Но Ферзен, которого крики о помощи из Тюильри уже всерьёз встревожили, знает: тогда будет поздно. Для спасения королевы нужно что–то делать немедленно. И в смятении чувств любящий делает как раз то, что погубит возлюбленную. Ибо именно те меры, которыми он хочет сдержать нападение толпы на Тюильри, ускоряют это нападение. Уже давно Мария Антуанетта настойчиво просит от союзников выпуска манифеста.
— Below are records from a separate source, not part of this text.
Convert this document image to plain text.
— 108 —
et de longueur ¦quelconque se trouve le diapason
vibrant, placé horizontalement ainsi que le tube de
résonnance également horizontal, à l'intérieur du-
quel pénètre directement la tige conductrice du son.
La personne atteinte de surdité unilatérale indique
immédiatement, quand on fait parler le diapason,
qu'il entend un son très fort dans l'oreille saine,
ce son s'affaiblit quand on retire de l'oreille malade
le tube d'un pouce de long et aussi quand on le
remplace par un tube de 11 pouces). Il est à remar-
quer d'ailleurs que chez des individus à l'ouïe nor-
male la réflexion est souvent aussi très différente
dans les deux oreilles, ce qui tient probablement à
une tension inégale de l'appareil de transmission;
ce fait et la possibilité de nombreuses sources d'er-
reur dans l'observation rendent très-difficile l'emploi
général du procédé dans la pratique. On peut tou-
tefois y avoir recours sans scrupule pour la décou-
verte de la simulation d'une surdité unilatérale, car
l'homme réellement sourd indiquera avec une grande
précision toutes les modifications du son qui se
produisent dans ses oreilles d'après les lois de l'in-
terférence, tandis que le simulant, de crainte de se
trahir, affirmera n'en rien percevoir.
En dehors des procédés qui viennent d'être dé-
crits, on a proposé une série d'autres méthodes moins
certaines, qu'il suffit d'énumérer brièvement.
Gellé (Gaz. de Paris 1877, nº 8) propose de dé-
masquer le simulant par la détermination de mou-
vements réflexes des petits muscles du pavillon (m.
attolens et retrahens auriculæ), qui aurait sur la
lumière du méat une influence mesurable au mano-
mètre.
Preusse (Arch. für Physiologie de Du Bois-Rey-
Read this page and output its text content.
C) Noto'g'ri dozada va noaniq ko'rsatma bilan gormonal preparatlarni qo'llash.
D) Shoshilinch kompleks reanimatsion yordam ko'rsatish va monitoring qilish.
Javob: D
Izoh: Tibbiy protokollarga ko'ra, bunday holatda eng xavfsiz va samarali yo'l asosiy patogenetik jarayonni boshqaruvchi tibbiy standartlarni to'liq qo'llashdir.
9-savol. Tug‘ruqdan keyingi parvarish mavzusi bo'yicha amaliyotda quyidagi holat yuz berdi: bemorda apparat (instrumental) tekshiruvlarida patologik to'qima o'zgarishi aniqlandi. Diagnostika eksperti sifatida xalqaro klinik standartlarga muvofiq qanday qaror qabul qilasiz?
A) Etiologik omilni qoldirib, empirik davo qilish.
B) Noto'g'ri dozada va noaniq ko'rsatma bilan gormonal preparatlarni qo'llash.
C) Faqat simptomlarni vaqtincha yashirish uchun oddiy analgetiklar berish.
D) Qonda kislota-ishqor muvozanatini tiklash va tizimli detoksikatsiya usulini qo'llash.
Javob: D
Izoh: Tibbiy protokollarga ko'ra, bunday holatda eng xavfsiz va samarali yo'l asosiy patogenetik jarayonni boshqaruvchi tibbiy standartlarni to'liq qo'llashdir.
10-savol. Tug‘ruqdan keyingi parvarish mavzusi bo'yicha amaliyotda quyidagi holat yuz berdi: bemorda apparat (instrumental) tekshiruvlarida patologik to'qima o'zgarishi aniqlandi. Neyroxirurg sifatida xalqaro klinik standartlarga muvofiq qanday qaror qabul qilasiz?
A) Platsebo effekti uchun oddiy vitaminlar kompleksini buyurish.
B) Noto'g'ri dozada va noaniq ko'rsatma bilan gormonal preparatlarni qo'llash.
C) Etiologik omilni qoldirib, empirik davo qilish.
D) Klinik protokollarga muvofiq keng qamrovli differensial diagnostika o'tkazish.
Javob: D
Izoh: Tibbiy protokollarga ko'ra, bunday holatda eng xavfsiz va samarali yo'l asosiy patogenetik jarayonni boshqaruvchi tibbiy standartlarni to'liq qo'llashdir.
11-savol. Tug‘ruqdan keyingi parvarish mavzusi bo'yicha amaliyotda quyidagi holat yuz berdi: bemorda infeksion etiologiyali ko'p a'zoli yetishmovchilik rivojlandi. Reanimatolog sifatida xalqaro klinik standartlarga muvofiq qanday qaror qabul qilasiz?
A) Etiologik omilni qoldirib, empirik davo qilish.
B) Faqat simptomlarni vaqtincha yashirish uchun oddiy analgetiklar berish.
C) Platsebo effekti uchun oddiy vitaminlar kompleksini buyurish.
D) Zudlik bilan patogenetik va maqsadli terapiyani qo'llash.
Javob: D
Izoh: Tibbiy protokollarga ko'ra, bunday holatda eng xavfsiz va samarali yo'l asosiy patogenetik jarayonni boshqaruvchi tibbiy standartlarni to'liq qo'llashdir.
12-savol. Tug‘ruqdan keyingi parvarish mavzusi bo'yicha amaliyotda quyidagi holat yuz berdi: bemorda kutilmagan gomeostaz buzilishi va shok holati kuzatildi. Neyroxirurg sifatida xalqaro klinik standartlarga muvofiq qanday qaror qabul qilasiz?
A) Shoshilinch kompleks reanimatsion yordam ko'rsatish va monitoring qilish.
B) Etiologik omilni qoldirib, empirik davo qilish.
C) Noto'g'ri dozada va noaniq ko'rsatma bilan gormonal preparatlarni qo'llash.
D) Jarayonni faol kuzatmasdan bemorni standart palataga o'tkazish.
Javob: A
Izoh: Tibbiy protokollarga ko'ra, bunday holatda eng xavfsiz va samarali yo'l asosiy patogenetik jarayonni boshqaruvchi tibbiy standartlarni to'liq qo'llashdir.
Она считает, и ход её мыслей совершенно правилен, что в манифесте должна быть сделана попытка изолировать идеи республиканцев, идеи якобинцев от французской нации; это придало бы мужества благонадёжным элементам Франции (благонадёжным в её понимании), нагнало бы страх на gueux[185]. Особенно она хотела бы, чтобы не было оснований считать манифест актом вмешательства во внутренние дела Франции и чтобы в нём "по возможности меньше упоминалось о короле, не очень подчёркивалось бы, что союзники, собственно, действуют единственно для поддержки короля". Она мечтает о дружественном разъяснении для французского народа и одновременно об угрозе террористам.